Though the event scheduler (event-sched) is mostly about injecting experiment events at the appropriate time, it also doubles as an agent for various events. As a "simulator agent", event-sched can perform experiment operations such as modify, swapout or terminate as well as experiment log functions such as send, snapshot or reset. See the list of supported events below for details. As a "node agent" it can reboot, create images from, or install images on, groups of nodes within an experiment.

sched, delay-agent, link-agent, program-agent, trafgen, linktest.

Infrastructure event agents:

stated.

Defined events:

The set of supported events is currently static. Adding new event classes or events requires modification of a number of pieces of Emulab state:

The event scheduler must be modified if the new event sends a completion.

(XXX which are...).

List of supported events.

event-sched (as simulator agent):

TBDB_EVENTTYPE_MODIFY::

Performs an experiment modify by invoking the XMLRPC interface. When invoked with mode=stabilize, it uses feedback data to remap virtual nodes (this is currently the only mode supported). Generates a completion event.

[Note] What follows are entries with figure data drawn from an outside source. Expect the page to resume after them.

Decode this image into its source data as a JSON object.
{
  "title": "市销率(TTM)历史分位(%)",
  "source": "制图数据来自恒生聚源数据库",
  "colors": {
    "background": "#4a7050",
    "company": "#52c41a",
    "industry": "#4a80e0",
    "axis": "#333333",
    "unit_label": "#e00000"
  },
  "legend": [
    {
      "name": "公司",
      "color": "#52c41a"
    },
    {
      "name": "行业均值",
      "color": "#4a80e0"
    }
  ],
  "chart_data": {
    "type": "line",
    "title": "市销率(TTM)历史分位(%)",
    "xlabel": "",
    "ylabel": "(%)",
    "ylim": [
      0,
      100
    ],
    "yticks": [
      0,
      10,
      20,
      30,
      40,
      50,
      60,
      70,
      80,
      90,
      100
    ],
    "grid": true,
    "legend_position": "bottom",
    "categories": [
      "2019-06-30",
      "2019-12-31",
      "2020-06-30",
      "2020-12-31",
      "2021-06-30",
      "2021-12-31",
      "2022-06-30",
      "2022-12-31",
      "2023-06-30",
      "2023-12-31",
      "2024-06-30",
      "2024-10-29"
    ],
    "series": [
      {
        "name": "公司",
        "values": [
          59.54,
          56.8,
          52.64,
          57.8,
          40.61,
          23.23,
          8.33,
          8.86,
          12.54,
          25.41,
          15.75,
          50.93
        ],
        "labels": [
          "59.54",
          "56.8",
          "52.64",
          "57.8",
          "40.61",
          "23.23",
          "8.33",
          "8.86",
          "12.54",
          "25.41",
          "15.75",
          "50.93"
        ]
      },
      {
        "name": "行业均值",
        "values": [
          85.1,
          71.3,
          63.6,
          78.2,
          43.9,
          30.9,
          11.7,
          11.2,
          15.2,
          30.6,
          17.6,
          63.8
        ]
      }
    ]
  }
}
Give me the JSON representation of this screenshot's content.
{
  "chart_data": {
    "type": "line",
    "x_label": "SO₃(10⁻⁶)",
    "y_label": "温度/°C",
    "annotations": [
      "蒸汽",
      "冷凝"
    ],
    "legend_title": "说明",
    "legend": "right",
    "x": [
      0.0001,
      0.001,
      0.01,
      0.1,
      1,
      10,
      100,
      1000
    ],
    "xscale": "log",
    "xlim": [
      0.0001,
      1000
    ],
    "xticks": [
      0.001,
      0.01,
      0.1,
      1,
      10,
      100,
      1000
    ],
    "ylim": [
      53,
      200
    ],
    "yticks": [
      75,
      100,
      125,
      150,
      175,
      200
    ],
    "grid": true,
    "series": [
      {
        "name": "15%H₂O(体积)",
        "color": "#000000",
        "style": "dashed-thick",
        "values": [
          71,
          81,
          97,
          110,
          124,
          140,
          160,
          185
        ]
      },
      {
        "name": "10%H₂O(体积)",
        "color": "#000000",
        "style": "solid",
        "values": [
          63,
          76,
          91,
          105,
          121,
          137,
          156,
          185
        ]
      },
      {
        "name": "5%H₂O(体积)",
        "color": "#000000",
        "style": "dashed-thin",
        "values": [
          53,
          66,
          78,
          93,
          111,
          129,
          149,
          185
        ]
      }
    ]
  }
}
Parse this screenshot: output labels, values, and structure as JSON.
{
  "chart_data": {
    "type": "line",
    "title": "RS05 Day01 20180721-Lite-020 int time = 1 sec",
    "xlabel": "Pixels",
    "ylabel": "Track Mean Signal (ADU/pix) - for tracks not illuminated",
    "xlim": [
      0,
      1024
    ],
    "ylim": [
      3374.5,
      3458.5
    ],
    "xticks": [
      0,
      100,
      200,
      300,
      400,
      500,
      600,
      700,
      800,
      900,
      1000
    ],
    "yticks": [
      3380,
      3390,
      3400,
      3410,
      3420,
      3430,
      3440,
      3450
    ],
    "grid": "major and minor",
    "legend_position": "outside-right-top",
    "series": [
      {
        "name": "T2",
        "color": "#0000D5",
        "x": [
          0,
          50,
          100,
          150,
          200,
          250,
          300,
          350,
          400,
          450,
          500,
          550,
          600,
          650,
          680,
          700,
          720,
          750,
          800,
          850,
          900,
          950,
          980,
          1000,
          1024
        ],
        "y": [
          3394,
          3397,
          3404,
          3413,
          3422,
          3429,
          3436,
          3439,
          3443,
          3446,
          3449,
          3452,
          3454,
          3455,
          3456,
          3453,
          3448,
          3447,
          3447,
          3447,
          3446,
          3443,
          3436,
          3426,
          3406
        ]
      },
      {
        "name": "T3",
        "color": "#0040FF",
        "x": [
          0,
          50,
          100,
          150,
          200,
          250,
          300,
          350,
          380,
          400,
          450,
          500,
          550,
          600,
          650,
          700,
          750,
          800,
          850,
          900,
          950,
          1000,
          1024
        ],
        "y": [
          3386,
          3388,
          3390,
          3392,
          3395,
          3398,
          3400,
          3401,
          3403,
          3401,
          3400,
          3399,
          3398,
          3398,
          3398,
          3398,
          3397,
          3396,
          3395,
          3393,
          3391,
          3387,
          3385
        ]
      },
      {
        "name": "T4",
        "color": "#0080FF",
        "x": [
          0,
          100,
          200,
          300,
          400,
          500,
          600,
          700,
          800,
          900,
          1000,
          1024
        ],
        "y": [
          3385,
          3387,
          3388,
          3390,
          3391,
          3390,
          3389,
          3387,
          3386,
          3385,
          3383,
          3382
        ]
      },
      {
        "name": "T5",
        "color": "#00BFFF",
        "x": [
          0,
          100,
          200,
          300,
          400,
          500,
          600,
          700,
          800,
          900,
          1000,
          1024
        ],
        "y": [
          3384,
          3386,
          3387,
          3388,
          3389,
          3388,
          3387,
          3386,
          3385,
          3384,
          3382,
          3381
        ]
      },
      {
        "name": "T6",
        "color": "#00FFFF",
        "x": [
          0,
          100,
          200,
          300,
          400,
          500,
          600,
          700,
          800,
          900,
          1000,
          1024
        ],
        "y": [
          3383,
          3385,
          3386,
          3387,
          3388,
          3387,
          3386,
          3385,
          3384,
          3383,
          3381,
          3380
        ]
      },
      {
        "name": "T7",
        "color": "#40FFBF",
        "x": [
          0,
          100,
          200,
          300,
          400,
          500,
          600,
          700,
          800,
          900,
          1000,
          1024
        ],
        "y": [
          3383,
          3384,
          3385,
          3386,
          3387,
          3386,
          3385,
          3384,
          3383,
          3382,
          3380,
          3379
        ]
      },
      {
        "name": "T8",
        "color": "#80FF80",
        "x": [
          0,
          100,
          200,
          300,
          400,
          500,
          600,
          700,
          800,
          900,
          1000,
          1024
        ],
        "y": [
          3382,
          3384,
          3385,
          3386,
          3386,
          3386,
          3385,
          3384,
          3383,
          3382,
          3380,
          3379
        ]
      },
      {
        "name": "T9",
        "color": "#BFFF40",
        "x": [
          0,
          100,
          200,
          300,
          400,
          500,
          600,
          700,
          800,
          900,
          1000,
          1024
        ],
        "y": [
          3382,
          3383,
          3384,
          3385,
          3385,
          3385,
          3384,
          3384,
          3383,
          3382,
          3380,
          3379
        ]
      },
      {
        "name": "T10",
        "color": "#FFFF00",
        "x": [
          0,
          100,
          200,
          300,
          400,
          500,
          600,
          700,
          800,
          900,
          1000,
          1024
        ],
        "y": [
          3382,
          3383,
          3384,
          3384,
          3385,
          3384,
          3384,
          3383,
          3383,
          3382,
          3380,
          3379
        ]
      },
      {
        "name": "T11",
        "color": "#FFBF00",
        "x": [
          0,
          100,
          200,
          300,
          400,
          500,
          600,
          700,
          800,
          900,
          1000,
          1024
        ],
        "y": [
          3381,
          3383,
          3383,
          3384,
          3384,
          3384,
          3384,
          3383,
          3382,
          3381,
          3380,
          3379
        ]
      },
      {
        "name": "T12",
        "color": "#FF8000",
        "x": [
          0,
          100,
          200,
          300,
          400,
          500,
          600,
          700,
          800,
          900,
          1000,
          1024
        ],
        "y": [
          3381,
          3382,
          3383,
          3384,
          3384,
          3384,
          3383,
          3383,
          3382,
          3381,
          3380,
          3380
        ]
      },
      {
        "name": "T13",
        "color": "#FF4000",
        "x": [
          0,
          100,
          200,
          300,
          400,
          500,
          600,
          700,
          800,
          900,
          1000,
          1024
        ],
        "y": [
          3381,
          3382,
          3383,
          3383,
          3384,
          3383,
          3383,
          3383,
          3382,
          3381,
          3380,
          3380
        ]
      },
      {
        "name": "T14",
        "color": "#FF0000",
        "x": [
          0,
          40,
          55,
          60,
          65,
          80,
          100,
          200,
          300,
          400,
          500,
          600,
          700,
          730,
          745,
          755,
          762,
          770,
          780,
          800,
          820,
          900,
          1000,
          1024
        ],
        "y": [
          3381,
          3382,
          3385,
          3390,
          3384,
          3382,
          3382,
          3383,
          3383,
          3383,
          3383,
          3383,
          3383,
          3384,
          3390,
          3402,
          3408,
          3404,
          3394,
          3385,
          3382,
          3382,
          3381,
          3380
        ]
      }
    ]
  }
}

TBDB_EVENTTYPE_SWAPOUT, TBDB_EVENTTYPE_HALT::

Swapout or terminate the experiment.

TBDB_EVENTTYPE_DEBUG::

Prints debug message to event-sched log.

TBDB_EVENTTYPE_MESSAGE::

Prints a message to event-sched log and adds it (no timestamp) to the experiment report.

TBDB_EVENTTYPE_LOG::

Adds a timestamped message to the experiment log. Generates a completion event.

TBDB_EVENTTYPE_REPORT::

Creates a report based on logs from all nodes and mails it to the invoking user. Generates a completion event.

TBDB_EVENTTYPE_RESET::

Reset all node logs via loghole. Generates a completion event.

TBDB_EVENTTYPE_SNAPSHOT::

Take a snapshot of the current state of all node logs via loghole. Generates a completion event.

TBDB_EVENTTYPE_STOPRUN::

Stops a template run.

event-sched (as node agent):

TBDB_EVENTTYPE_REBOOT::

Reboot a set of experiment nodes.

TBDB_EVENTTYPE_RELOAD::

Reload the current, or load a new, disk image on set of nodes. Via the XMLRPC interface, causes the nodes to go through the Emulab disk loading process.

TBDB_EVENTTYPE_SNAPSHOT::

Take a snapshot of (i.e., create a custom images from) a set of nodes. Via XMLRPC, causes the nodes to go through the Emulab disk image creation process.

TBDB_EVENTTYPE_SETDEST, TBDB_EVENTTYPE_MODIFY::

Not sure what these are intended to do. Possibly not implemented?

pcapper (link monitoring agent):

TBDB_EVENTTYPE_START, TBDB_EVENTTYPE_STOP::

Start or stop tracing on a link.

TBDB_EVENTTYPE_KILL::

Terminate the link tracing agent.

TBDB_EVENTTYPE_RELOAD, TBDB_EVENTTYPE_SNAPSHOT::

Both the same at the moment: save off the current trace output file and start a new output file.